Liberte goes on to explain that, as a peculiarity, a high number of transactions are self-funded by investors. “I don’t know whether it’s due to savings made during the bearish periods of COVID-19 lockdowns, but it would seem that investors are, frequently, funding their own endeavors and are not looking to the financial sector as much,” she reports.

Additionally, Liberte reports an uptick in restructuring work. “A number of companies are pivoting and turning to different markets, even Kenya and Vietnam, for example,” she says. “These are, by and large, fintech clients seeking new markets. There is a lot of investment interest in Latvian IT companies, and we feel it growing stronger every day,” she adds, attributing the vibrancy of the IT sector to the transactional frequency she mentioned earlier.

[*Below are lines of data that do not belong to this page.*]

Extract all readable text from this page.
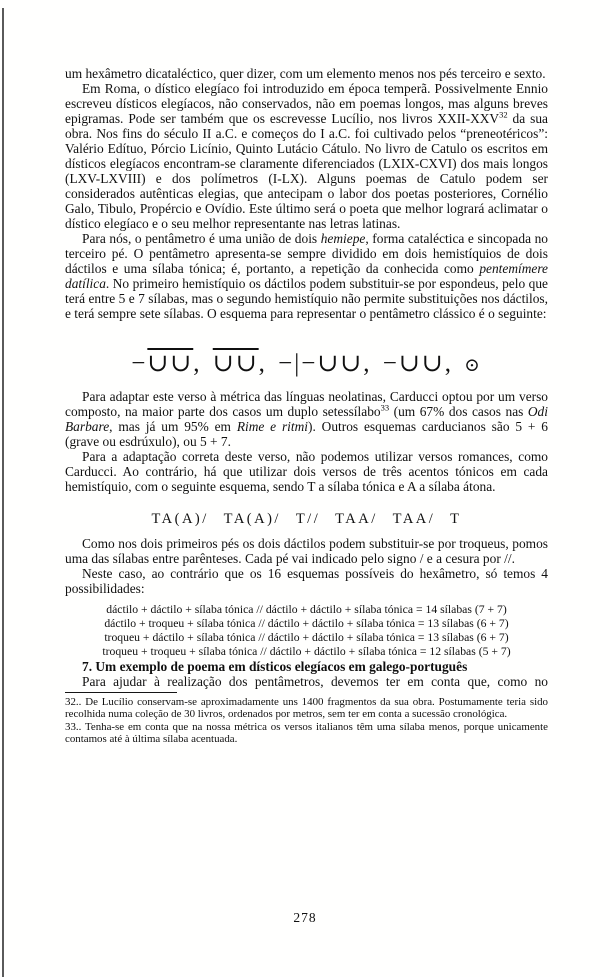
um hexâmetro dicataléctico, quer dizer, com um elemento menos nos pés terceiro e sexto.

Em Roma, o dístico elegíaco foi introduzido em época temperã. Possivelmente Ennio escreveu dísticos elegíacos, não conservados, não em poemas longos, mas alguns breves epigramas. Pode ser também que os escrevesse Lucílio, nos livros XXII-XXV$^{32}$ da sua obra. Nos fins do século II a.C. e começos do I a.C. foi cultivado pelos “preneotéricos”: Valério Edítuo, Pórcio Licínio, Quinto Lutácio Cátulo. No livro de Catulo os escritos em dísticos elegíacos encontram-se claramente diferenciados (LXIX-CXVI) dos mais longos (LXV-LXVIII) e dos polímetros (I-LX). Alguns poemas de Catulo podem ser considerados autênticas elegias, que antecipam o labor dos poetas posteriores, Cornélio Galo, Tibulo, Propércio e Ovídio. Este último será o poeta que melhor logrará aclimatar o dístico elegíaco e o seu melhor representante nas letras latinas.

Para nós, o pentâmetro é uma união de dois hemiepe, forma cataléctica e sincopada no terceiro pé. O pentâmetro apresenta-se sempre dividido em dois hemistíquios de dois dáctilos e uma sílaba tónica; é, portanto, a repetição da conhecida como pentemímere datílica. No primeiro hemistíquio os dáctilos podem substituir-se por espondeus, pelo que terá entre 5 e 7 sílabas, mas o segundo hemistíquio não permite substituições nos dáctilos, e terá sempre sete sílabas. O esquema para representar o pentâmetro clássico é o seguinte:

−∪∪, ∪∪, −|−∪∪, −∪∪, ⊙

Para adaptar este verso à métrica das línguas neolatinas, Carducci optou por um verso composto, na maior parte dos casos um duplo setessílabo$^{33}$ (um 67% dos casos nas Odi Barbare, mas já um 95% em Rime e ritmi). Outros esquemas carducianos são 5 + 6 (grave ou esdrúxulo), ou 5 + 7.

Para a adaptação correta deste verso, não podemos utilizar versos romances, como Carducci. Ao contrário, há que utilizar dois versos de três acentos tónicos em cada hemistíquio, com o seguinte esquema, sendo T a sílaba tónica e A a sílaba átona.

TA(A)/ TA(A)/ T// TAA/ TAA/ T

Como nos dois primeiros pés os dois dáctilos podem substituir-se por troqueus, pomos uma das sílabas entre parênteses. Cada pé vai indicado pelo signo / e a cesura por //.

Neste caso, ao contrário que os 16 esquemas possíveis do hexâmetro, só temos 4 possibilidades:

dáctilo + dáctilo + sílaba tónica // dáctilo + dáctilo + sílaba tónica = 14 sílabas (7 + 7)
dáctilo + troqueu + sílaba tónica // dáctilo + dáctilo + sílaba tónica = 13 sílabas (6 + 7)
troqueu + dáctilo + sílaba tónica // dáctilo + dáctilo + sílaba tónica = 13 sílabas (6 + 7)
troqueu + troqueu + sílaba tónica // dáctilo + dáctilo + sílaba tónica = 12 sílabas (5 + 7)

7. Um exemplo de poema em dísticos elegíacos em galego-português

Para ajudar à realização dos pentâmetros, devemos ter em conta que, como no

32.. De Lucílio conservam-se aproximadamente uns 1400 fragmentos da sua obra. Postumamente teria sido recolhida numa coleção de 30 livros, ordenados por metros, sem ter em conta a sucessão cronológica.

33.. Tenha-se em conta que na nossa métrica os versos italianos têm uma sílaba menos, porque unicamente contamos até à última sílaba acentuada.

278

As for the other business sectors, Liberte reports that “there are some struggles with real estate construction, on account of rising materials and energy costs. There is also a shortage of qualified labor,” she points out, “all of which contributes to a somewhat stressful environment for construction companies.”

Finally, Liberte shares a report on the current status of legislative activities in Lativa. “We have had elections in October, and a new government is yet to be formed,” she says. “There have not been any new legislative developments because of this, given that the parliament is still new and that we are still expecting the leadership to be formed.” Liberte says that the “long setup of the new government and parliament” is attributable to “the politicians focusing more on their own internal affairs. No one really knows when things will move along and when we will actually see a new government in place,” she concludes.